How it works: follow the decision

The case A new sports hall comes about
  1. State

    The central government pays, sport governs

    The Swedish model is that the Riksdag sets aside sports support but lets the Swedish Sports Confederation distribute it. The association that trains in your municipality receives activity support for its children's and youth activities.

  2. Municipality

    The associations raise the alarm about a shortage of halls

    The queues grow and the training times run out at 21:00. The associations approach the culture and leisure committee, which has the administration investigate the need for a new hall.

    Point of influence

    The associations' joint voice carries weight. Get involved in the board or write a citizen's proposal (medborgarförslag), it is accepted in many municipalities.

  3. Municipality

    The council sets aside the money

    A sports hall is a large investment that competes with schools and elderly care in the municipality's budget. The decision is made by the municipal council, the elected representatives in your municipality.

    Point of influence

    The municipal election decides who prioritises in the budget. The council's meetings are open to everyone.

  4. Municipality

    Place, plan and building permit

    The land is to be pointed out, the detailed development plan perhaps changed and a building permit granted. Neighbours and associations can give their views before the construction starts.

    Point of influence

    Detailed development plans always go out on consultation, and the person affected can appeal.

  5. Municipality

    The times are distributed

    Once the hall is ready, the leisure administration distributes the training times according to the committee's principles, often with children and young people before seniors and an even distribution between girls' and boys' sport.

  6. Your everyday life

    Tuesday 18:00, the hall is yours

    The team warms up on a floor that is a municipal investment decision, with support that the Riksdag set aside and sport itself distributed. The association's annual meeting and the municipal election steer what comes next.

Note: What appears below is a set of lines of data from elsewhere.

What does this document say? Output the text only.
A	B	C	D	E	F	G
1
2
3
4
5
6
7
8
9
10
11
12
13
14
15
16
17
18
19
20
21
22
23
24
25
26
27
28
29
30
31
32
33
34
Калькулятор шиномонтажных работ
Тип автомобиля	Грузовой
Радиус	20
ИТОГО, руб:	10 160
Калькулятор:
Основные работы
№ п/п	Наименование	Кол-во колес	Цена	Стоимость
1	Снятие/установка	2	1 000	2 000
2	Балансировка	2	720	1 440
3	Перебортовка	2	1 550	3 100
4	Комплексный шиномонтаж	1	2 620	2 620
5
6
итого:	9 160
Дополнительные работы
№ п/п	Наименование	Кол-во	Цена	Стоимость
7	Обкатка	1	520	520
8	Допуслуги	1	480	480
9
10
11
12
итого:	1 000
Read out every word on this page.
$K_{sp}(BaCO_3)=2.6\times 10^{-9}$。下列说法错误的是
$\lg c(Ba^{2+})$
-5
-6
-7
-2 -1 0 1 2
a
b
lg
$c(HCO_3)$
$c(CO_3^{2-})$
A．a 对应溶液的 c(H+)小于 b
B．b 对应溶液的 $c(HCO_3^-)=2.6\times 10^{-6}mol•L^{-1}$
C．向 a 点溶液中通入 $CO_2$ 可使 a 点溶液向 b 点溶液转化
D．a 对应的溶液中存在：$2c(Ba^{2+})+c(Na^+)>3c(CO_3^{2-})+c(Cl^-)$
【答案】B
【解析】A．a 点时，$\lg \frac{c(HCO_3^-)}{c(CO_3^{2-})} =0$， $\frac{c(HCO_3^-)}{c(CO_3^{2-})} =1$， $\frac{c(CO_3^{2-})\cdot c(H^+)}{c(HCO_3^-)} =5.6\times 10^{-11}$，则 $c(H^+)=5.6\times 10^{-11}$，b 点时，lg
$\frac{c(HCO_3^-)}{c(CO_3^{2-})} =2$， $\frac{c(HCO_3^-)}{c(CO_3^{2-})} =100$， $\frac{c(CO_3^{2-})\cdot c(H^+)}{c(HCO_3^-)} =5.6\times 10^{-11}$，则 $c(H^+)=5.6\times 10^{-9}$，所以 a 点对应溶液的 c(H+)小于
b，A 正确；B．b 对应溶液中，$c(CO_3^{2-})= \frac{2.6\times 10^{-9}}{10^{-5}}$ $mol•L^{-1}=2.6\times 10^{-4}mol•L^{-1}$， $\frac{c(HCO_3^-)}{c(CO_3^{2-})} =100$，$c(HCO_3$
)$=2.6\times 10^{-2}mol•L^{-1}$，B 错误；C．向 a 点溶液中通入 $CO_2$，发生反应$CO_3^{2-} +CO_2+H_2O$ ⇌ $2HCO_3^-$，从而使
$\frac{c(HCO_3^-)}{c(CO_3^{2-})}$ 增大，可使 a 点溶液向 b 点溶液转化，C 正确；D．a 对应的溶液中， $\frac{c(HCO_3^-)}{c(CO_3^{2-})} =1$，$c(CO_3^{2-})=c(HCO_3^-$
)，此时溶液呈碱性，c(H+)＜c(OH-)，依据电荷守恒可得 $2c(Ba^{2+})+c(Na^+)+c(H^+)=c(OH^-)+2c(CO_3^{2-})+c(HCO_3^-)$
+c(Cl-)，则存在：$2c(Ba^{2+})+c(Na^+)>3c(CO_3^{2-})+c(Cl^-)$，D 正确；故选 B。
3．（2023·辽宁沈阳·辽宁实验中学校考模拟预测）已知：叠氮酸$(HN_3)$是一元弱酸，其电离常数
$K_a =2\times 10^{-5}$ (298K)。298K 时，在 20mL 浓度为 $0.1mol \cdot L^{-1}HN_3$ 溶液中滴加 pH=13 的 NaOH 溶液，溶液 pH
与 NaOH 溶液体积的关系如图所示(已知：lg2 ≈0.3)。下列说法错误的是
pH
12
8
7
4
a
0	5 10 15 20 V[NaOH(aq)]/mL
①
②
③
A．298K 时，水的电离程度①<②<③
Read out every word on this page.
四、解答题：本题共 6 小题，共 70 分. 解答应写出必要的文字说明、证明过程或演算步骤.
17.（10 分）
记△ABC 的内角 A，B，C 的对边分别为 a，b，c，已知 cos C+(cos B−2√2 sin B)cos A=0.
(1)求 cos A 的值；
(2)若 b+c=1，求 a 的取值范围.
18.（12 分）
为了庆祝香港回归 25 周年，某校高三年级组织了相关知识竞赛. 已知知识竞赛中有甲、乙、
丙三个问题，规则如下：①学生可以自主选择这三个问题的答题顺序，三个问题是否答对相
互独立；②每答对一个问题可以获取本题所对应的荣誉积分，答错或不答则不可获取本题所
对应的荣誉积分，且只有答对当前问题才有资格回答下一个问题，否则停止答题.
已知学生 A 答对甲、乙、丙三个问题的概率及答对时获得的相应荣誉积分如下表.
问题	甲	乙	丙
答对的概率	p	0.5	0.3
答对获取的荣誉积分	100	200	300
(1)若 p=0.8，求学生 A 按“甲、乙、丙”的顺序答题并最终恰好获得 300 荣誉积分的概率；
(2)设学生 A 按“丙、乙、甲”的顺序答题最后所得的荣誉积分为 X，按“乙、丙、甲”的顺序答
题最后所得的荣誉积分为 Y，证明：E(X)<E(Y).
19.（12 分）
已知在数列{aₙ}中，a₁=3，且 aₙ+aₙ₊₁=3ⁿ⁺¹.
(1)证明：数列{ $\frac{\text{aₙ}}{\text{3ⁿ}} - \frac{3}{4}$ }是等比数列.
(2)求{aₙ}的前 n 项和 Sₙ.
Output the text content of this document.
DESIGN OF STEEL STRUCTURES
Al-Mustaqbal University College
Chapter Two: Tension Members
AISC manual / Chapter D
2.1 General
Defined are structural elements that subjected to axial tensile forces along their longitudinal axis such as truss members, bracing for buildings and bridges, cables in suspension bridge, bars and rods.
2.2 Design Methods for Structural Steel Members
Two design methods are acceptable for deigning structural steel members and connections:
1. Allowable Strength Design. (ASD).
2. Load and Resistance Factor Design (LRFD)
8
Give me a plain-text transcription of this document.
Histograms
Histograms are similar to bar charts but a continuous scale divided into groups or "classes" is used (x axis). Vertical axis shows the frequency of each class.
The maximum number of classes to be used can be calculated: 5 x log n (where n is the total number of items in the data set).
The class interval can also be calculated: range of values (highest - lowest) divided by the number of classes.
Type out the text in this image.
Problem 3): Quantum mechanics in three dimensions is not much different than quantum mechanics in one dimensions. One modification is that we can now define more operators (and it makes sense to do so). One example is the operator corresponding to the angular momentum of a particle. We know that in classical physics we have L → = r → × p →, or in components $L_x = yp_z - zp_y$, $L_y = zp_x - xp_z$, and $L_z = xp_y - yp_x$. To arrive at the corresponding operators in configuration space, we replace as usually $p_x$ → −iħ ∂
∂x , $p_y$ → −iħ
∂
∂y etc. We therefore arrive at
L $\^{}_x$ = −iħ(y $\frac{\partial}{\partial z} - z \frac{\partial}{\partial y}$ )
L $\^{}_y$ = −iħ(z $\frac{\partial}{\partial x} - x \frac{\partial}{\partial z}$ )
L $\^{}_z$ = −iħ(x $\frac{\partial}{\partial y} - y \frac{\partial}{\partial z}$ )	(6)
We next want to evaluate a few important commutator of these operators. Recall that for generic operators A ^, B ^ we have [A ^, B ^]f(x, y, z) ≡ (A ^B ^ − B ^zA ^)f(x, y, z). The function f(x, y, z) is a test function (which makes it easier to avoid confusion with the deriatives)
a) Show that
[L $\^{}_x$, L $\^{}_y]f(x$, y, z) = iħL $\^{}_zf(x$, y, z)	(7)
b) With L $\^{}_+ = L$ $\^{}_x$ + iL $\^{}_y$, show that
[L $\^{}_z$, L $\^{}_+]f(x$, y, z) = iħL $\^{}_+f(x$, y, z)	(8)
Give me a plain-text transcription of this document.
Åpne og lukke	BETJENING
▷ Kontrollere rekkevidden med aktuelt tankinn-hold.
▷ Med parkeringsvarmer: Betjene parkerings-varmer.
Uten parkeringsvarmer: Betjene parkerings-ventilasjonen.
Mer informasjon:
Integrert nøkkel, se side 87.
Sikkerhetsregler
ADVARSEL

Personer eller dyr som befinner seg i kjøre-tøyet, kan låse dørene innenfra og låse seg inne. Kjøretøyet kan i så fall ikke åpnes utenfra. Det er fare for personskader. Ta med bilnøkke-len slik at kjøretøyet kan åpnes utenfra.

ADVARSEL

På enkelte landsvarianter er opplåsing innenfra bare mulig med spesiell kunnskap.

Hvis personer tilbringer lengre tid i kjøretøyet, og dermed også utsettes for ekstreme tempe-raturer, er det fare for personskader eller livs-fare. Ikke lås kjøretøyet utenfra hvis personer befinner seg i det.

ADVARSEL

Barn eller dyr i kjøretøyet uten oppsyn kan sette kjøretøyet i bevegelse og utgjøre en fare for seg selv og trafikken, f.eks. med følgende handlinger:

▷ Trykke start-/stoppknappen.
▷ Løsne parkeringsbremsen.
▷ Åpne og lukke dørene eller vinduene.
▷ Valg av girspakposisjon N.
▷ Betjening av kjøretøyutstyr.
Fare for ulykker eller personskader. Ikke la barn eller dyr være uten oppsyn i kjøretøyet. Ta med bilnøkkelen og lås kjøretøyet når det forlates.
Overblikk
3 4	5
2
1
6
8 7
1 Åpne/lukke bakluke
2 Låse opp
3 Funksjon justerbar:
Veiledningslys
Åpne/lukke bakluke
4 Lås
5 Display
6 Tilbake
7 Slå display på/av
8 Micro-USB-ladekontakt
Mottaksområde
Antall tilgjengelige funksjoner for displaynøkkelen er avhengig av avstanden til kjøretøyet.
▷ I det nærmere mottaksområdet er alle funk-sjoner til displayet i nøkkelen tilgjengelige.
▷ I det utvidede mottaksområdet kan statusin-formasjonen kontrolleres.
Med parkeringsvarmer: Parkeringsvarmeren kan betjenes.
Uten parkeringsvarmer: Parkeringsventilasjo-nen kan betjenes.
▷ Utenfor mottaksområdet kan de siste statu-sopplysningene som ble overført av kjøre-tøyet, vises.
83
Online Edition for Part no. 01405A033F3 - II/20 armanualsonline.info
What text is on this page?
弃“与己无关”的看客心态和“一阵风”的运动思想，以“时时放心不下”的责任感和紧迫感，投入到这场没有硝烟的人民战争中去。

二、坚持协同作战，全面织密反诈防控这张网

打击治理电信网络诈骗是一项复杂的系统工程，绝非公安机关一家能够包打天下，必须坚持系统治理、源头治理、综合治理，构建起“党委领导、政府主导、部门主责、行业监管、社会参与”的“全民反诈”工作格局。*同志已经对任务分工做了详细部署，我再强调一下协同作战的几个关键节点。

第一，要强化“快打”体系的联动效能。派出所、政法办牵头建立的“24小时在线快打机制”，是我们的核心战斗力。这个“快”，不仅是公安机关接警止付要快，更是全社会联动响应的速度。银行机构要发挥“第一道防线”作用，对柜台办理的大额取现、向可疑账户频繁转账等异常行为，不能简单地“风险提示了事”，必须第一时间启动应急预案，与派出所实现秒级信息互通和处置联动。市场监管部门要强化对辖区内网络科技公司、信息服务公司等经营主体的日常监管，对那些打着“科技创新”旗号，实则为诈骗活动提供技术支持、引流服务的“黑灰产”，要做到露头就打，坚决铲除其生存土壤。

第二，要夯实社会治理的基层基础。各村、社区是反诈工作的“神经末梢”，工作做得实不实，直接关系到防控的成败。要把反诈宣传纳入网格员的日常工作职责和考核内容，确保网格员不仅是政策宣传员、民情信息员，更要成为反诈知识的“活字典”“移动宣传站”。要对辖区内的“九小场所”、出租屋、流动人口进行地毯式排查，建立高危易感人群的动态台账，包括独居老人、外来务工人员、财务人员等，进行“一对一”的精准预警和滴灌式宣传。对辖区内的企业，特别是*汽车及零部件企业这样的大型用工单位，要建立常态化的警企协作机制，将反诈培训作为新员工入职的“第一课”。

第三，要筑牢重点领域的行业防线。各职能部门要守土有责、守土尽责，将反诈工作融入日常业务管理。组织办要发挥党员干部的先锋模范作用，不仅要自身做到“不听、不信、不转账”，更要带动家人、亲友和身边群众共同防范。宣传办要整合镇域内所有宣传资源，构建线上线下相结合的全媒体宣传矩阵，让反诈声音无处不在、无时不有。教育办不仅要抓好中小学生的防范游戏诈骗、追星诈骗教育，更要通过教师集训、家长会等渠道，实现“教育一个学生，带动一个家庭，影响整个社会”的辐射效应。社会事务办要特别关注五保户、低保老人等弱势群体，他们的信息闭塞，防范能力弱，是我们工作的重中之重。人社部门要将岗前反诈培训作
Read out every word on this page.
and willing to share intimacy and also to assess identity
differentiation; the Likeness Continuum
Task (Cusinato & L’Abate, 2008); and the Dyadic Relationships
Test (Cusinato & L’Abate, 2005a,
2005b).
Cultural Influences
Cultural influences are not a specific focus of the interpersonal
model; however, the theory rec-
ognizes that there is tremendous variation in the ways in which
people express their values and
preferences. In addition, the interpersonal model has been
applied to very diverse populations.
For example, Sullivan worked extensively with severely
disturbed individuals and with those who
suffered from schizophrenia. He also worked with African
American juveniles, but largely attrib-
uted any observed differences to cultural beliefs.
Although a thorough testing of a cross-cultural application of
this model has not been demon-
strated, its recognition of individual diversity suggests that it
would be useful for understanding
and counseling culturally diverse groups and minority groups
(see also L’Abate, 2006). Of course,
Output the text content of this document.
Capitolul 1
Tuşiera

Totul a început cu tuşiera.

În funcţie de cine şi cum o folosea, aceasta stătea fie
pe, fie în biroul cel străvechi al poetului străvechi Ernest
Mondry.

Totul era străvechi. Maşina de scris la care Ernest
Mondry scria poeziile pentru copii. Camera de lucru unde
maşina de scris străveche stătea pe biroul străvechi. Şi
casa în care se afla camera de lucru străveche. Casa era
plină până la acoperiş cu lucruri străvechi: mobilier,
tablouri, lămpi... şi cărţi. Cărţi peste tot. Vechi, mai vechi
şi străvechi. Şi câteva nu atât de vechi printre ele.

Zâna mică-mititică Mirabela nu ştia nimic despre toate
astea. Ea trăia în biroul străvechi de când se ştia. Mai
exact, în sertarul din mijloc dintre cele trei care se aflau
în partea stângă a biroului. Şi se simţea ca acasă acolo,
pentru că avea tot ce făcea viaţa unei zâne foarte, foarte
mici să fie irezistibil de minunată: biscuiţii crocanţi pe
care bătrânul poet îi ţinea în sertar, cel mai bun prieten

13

The journey looks the same in reverse: what has been built came the same way, through the same decisions. Whoever knows where the decisions are made also knows where they can be changed.

Questions to discuss

  1. Which groups get the most of sport's public money where you live, and which should get more?

  2. Is it right that the sports movement itself distributes the central government's support, or should politics steer more?

  3. Training times are hard currency. What would a fair distribution look like in your municipality?

  4. What happens to a town when the sports association disappears?

  5. Elite investment or grassroots sport: what should the municipality's money go to if you have to choose?

Glossary

Riksidrottsförbundet
The sports movement's umbrella organisation that distributes the central government's sports support to federations and associations.
Aktivitetsstöd
Central government and often also municipal grant per completed activity for children and young people in an association.
Kultur- och fritidsnämnd
The municipal committee that most often is responsible for sports facilities and association grants.
Investeringsbudget
The part of the municipality's budget that goes to construction and facilities, decided by the council.
Ideell förening
A democratically governed non-profit association, sport's basic form where the annual meeting decides.

Footnotes

1) This is an estimate of how decision-making power over the issue is split between the municipality, the region, central government and the EU, based on how responsibility is divided in legislation. A teaching guide, not an exact measurement.